Buckwheat (100 G)
Dinner
135 mg/dL
avg. peak value
Usually causes a medium spike
Avg. Food Score on Ultrahuman App
Ultrahuman Users got an UNSTABLE response
Other related foods
How to consume Buckwheat without glucose spikes
Portion Control
Reduce the serving size of buckwheat to minimize its impact on your blood sugar levels. Eating smaller portions can help control glucose spikes.
Combine with Protein
Pair buckwheat with protein-rich foods such as chicken, fish, tofu, or legumes.
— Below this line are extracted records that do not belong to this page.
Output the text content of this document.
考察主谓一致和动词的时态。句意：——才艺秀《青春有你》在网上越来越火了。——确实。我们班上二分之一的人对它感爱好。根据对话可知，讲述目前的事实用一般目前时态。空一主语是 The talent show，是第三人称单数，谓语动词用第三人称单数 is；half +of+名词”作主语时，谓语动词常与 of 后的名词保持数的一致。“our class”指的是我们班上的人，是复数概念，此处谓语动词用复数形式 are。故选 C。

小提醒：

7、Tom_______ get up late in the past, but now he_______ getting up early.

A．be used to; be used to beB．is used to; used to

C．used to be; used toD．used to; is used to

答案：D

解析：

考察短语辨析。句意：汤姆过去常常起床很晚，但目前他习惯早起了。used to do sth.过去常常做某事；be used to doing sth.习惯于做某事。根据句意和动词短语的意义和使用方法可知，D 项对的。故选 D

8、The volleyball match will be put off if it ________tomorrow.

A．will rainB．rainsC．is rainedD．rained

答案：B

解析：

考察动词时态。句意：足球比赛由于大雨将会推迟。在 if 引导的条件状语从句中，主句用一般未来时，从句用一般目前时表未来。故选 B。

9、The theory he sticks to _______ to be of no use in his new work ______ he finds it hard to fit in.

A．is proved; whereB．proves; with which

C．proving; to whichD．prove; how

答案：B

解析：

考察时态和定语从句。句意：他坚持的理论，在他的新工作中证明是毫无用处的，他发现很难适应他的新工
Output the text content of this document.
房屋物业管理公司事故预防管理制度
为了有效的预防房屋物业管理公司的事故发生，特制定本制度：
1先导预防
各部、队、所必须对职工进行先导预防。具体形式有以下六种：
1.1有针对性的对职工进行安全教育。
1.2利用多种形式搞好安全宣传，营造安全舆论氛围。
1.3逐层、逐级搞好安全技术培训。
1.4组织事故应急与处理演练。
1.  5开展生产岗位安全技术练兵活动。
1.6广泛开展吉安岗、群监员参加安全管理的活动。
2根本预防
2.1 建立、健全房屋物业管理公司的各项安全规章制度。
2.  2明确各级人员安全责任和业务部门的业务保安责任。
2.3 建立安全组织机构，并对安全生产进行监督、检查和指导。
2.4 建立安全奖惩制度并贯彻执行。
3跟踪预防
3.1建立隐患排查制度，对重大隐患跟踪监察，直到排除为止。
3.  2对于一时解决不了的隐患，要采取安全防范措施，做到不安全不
Protein can slow down the digestion process, helping to stabilize blood sugar levels.
Add Healthy Fats
Incorporate healthy fats like avocado, olive oil, or nuts when consuming buckwheat. Fats can delay the absorption of carbohydrates, leading to a more gradual increase in blood sugar.
Incorporate Fiber
Include high-fiber foods such as vegetables or legumes in your meal. Fiber slows the digestion of carbohydrates, resulting in a steadier release of glucose into the bloodstream.
Choose Whole Buckwheat
Opt for whole or minimally processed buckwheat products instead of refined versions. Whole grains retain more fiber and nutrients, which can help moderate blood sugar levels.
Stay Hydrated
Drink plenty of water before and during meals. Staying hydrated can help your body process glucose more efficiently.
Monitor Meal Timing
Eat buckwheat as part of a balanced meal rather than alone. Consuming it with other foods can help mitigate its blood sugar impact.
Physical Activity
Engage in light physical activity, such as a walk, after eating a meal that includes buckwheat. Exercise can improve insulin sensitivity and help lower blood sugar levels.
Mindful Eating
Practice mindful eating by focusing on savoring each bite and chewing slowly. This can help you recognize fullness cues and prevent overeating.
Monitor Blood Sugar Levels
Keep track of your blood sugar levels before and after meals to understand how buckwheat affects you personally. This information can help you make informed dietary choices.